Aha! So this is what all that seemingly puritanical deletion of vaguely boob-related iPhone apps was really all about: Apple is on the verge of approving an "Explicit" category for apps in iTunes. It may cover e-books too.
There was much hand-wringing online about the way Apple just handled its purge of ever-so-slightly-adult-content apps on the App Store, and Phil Schiller even stepped in to weakly explain that Apple was getting complaints from women (meanwhile, leaving the Playboy app and apps objectifying men still on sale). Commenters wondered if Apple was making a play for the squeaky-clean educational market, or was worried about its family-friendly image. I was on the verge of writing an article lambasting Apple's narrow-mindedness, from my standpoint as a European with a more carefree attitude toward matters of a pink-pixel nature, and expressing my moral outrage at Apple's squeamishness.
But now all is clear. Apple's iTunes was actually passing through that "members of the opposite sex are icky" stage in its emotional development, and speeding through puberty to accepting the implications of grown-up sexuality. CultofMac folk spotted that Apple's added a new "Explicit" category in the bit of iTunes Connect for App Store submissions that plugs into the parental controls built into iPhones. MacRumors subsequently confirmed it, and notes it sits alongside the more usual categories like "books" and "entertainment."

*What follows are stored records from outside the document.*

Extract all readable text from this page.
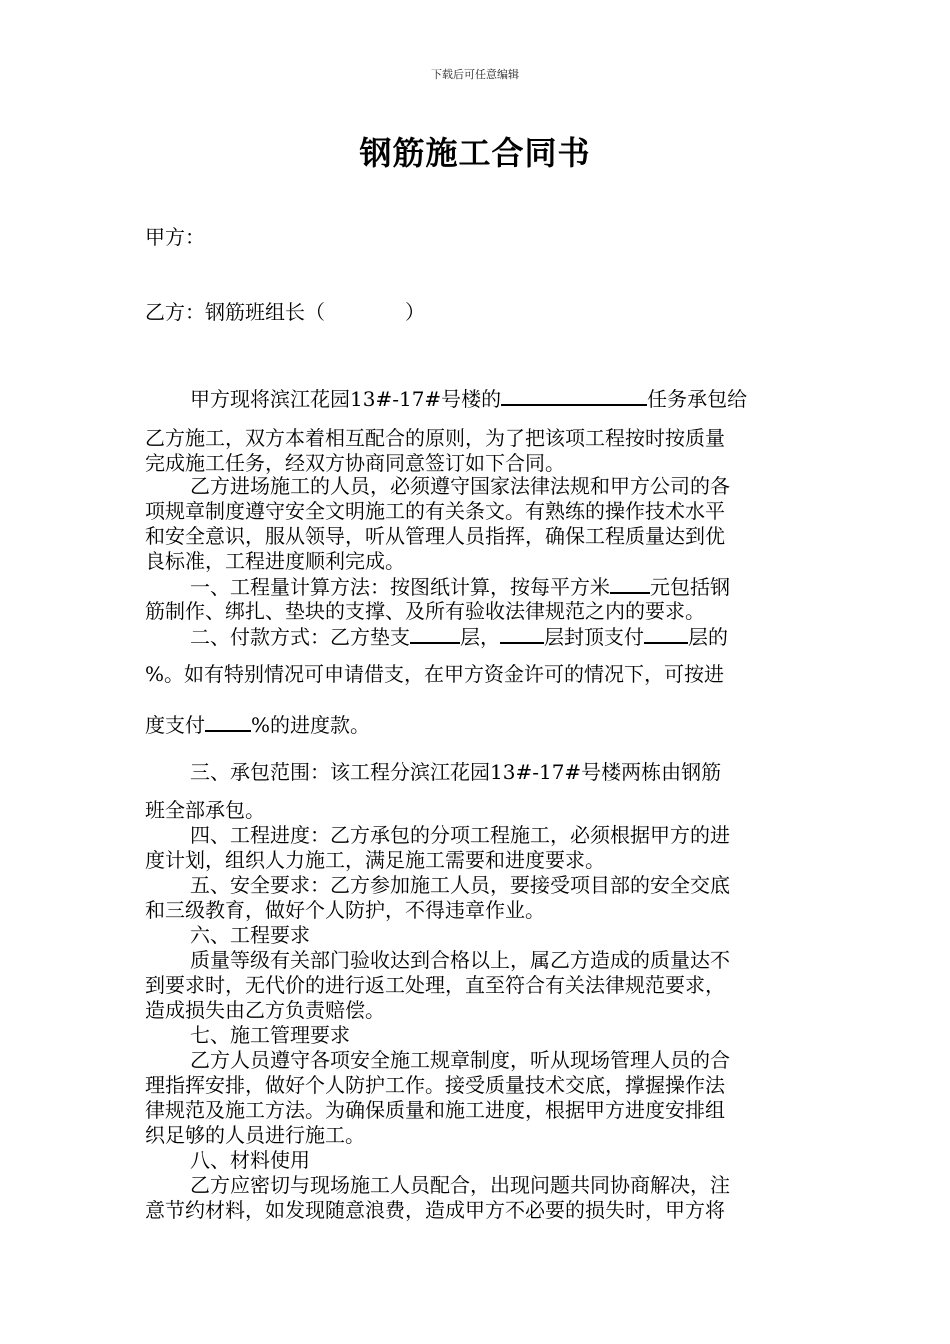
下载后可任意编辑
钢筋施工合同书
甲方：
乙方：钢筋班组长（　　　　）
甲方现将滨江花园13#-17#号楼的	任务承包给
乙方施工，双方本着相互配合的原则，为了把该项工程按时按质量
完成施工任务，经双方协商同意签订如下合同。
乙方进场施工的人员，必须遵守国家法律法规和甲方公司的各
项规章制度遵守安全文明施工的有关条文。有熟练的操作技术水平
和安全意识，服从领导，听从管理人员指挥，确保工程质量达到优
良标准，工程进度顺利完成。
一、工程量计算方法：按图纸计算，按每平方米 元包括钢
筋制作、绑扎、垫块的支撑、及所有验收法律规范之内的要求。
二、付款方式：乙方垫支	层， 层封顶支付 层的
%。如有特别情况可申请借支，在甲方资金许可的情况下，可按进
度支付 %的进度款。
三、承包范围：该工程分滨江花园13#-17#号楼两栋由钢筋
班全部承包。
四、工程进度：乙方承包的分项工程施工，必须根据甲方的进
度计划，组织人力施工，满足施工需要和进度要求。
五、安全要求：乙方参加施工人员，要接受项目部的安全交底
和三级教育，做好个人防护，不得违章作业。
六、工程要求
质量等级有关部门验收达到合格以上，属乙方造成的质量达不
到要求时，无代价的进行返工处理，直至符合有关法律规范要求，
造成损失由乙方负责赔偿。
七、施工管理要求
乙方人员遵守各项安全施工规章制度，听从现场管理人员的合
理指挥安排，做好个人防护工作。接受质量技术交底，撑握操作法
律规范及施工方法。为确保质量和施工进度，根据甲方进度安排组
织足够的人员进行施工。
八、材料使用
乙方应密切与现场施工人员配合，出现问题共同协商解决，注
意节约材料，如发现随意浪费，造成甲方不必要的损失时，甲方将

Clearly Apple's business development team think along the same lines as my article arguing that one future driver for the iPad's success will be porn. It's just a fact of life. But there's an intriguing implication in this new move by Apple, of course: An "Explicit" app could be just about anything, from a dedicated portal to an adult movie-producer's content, to a game, to erotic fiction, to a social networking tool. And once Apple's embraced this sort of content...can we wonder if there'll be naughty books in the iBooks app alongside adult videos in the iTunes Movie store? Not yet, I'd suggest. At least until Apple's patented some clever iPhone/iPad tech that auto-detects if you're over 18.
UPDATE: According to an Apple developer, that "explicit" option that triggered such optimism for a brave new world of dirty pictures? Gone, this morning. He even called up Apple to figure out why, why in the name of all that is good and naked, was this option removed? Was it an accident? The Apple rep responded in the negative, saying that while they are thinking about it, "it's not going to happen anytime soon." Sorry, porn developers: it's just not your time quite yet.